1) Register it in platform selection (example: CUDA). Update fastvideo/platforms/cuda.py inside get_attn_backend_cls:

elif selected_backend == AttentionBackendEnum.MY_NEW_ATTN:
    try:
        from fastvideo.attention.backends.my_new_attn import MyNewAttnBackend
        return "fastvideo.attention.backends.my_new_attn.MyNewAttnBackend"
    except ImportError as e:
        logger.error("Failed to import MY_NEW_ATTN backend: %s", str(e))
        raise

If you want support on other platforms, add a similar branch in fastvideo/platforms/rocm.py, fastvideo/platforms/mps.py, or fastvideo/platforms/npu.py.

2) Implement the backend

Create fastvideo/attention/backends/my_new_attn.py and implement the required classes.
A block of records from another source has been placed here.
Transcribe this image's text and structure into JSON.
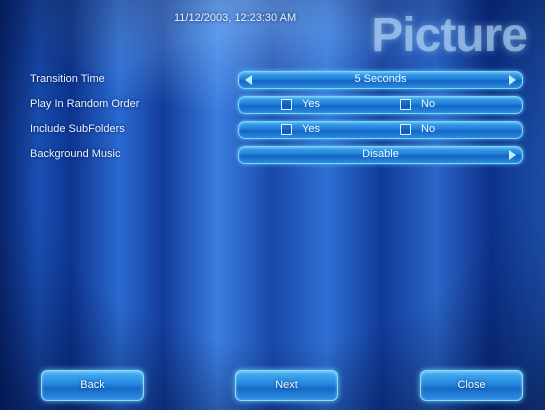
{
  "header": {
    "timestamp": "11/12/2003, 12:23:30 AM",
    "brand": "Picture"
  },
  "settings": [
    {
      "label": "Transition Time",
      "value": "5 Seconds"
    },
    {
      "label": "Play In Random Order",
      "yes_label": "Yes",
      "no_label": "No"
    },
    {
      "label": "Include SubFolders",
      "yes_label": "Yes",
      "no_label": "No"
    },
    {
      "label": "Background Music",
      "value": "Disable"
    }
  ],
  "buttons": {
    "back": "Back",
    "next": "Next",
    "close": "Close"
  },
  "colors": {
    "accent": "#6fd8ff",
    "background": "#1a52b8"
  }
}
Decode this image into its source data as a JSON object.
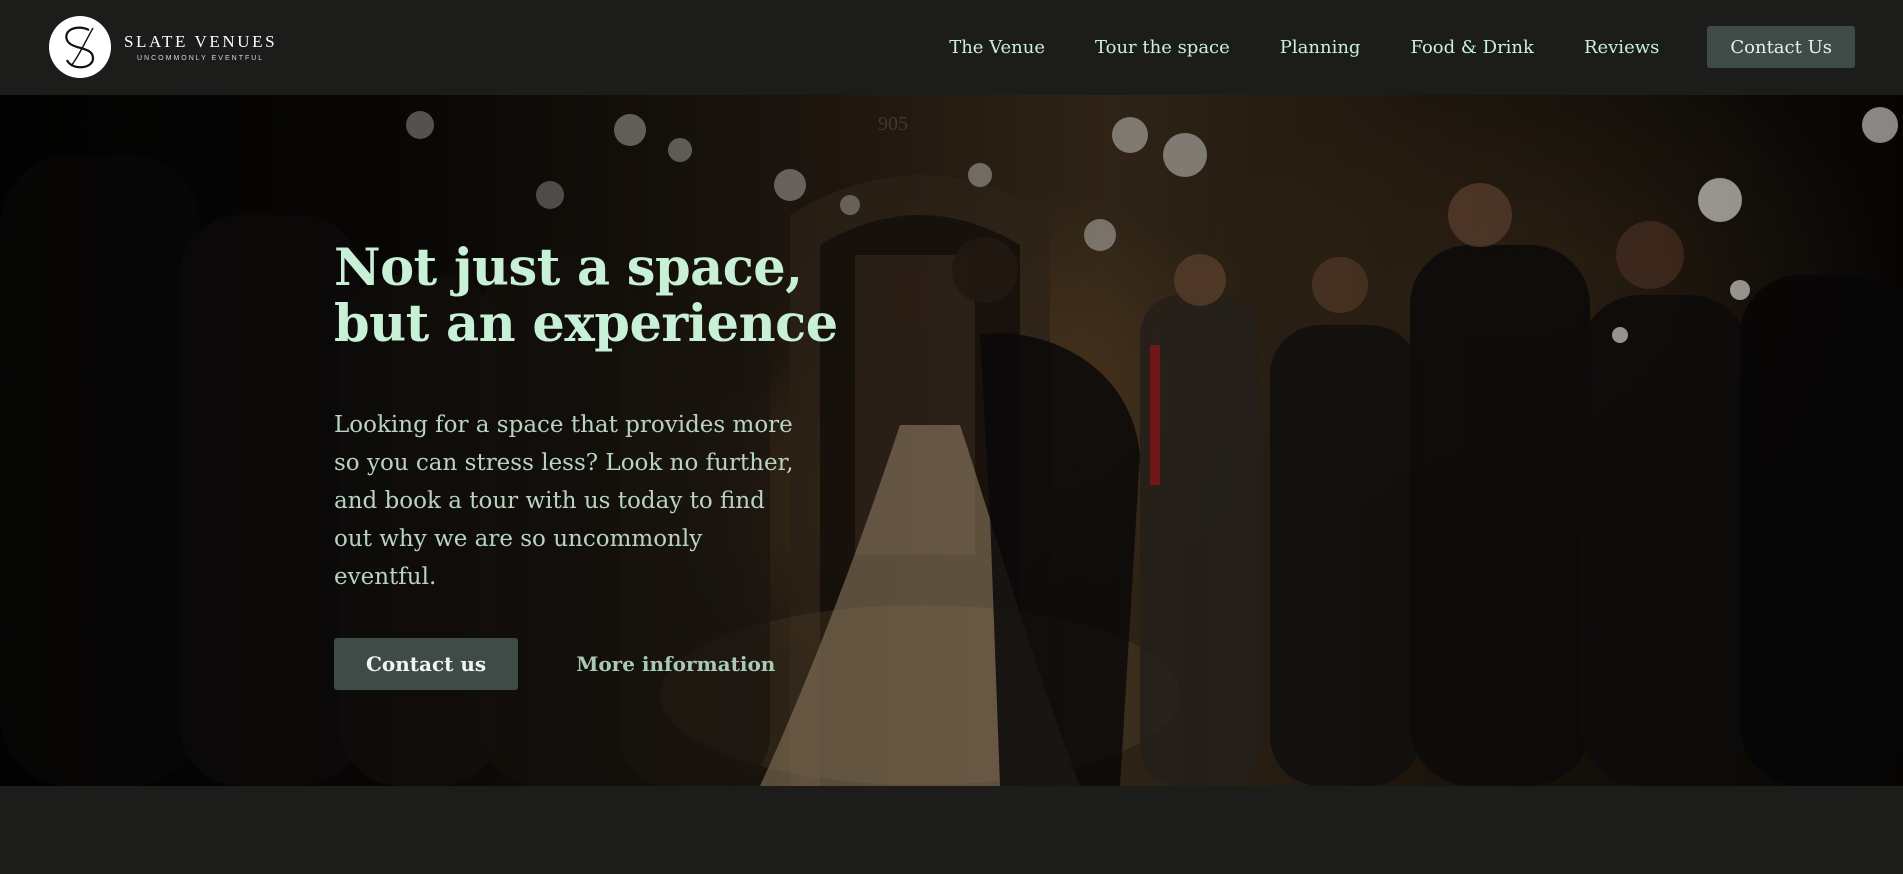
{
  "brand": {
    "name": "SLATE VENUES",
    "tagline": "UNCOMMONLY EVENTFUL",
    "logo_icon": "slate-s-monogram-icon"
  },
  "nav": {
    "items": [
      {
        "label": "The Venue"
      },
      {
        "label": "Tour the space"
      },
      {
        "label": "Planning"
      },
      {
        "label": "Food & Drink"
      },
      {
        "label": "Reviews"
      }
    ],
    "cta_label": "Contact Us"
  },
  "hero": {
    "title": "Not just a space,\nbut an experience",
    "text": "Looking for a space that provides more so you can stress less? Look no further, and book a tour with us today to find out why we are so uncommonly eventful.",
    "primary_button": "Contact us",
    "secondary_link": "More information",
    "background_image": "wedding couple kissing under sparklers held by guests",
    "door_number": "905"
  },
  "colors": {
    "header_bg": "#1c1c1b",
    "accent_text": "#c8f0d6",
    "button_bg": "#3e4b47"
  }
}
Minimal skeleton (no custom metadata):

import torch
from dataclasses import dataclass
from fastvideo.attention.backends.abstract import (
    AttentionBackend,
    AttentionImpl,
    AttentionMetadata,
    AttentionMetadataBuilder,
)

class MyNewAttnBackend(AttentionBackend):
    @staticmethod
    def get_name() -> str:
        return "MY_NEW_ATTN"

    @staticmethod
    def get_impl_cls() -> type["MyNewAttnImpl"]:
        return MyNewAttnImpl

    @staticmethod
    def get_metadata_cls() -> type["AttentionMetadata"]:
        return AttentionMetadata

    @staticmethod
    def get_builder_cls() -> type["AttentionMetadataBuilder"]:
        return MyNewAttnMetadataBuilder


@dataclass
class MyNewAttnMetadata(AttentionMetadata):
    current_timestep: int


class MyNewAttnMetadataBuilder(AttentionMetadataBuilder):
    def __init__(self) -> None:
        pass

    def prepare(self) -> None:
        pass

    def build(self, current_timestep: int, **kwargs):
        return MyNewAttnMetadata(current_timestep=current_timestep)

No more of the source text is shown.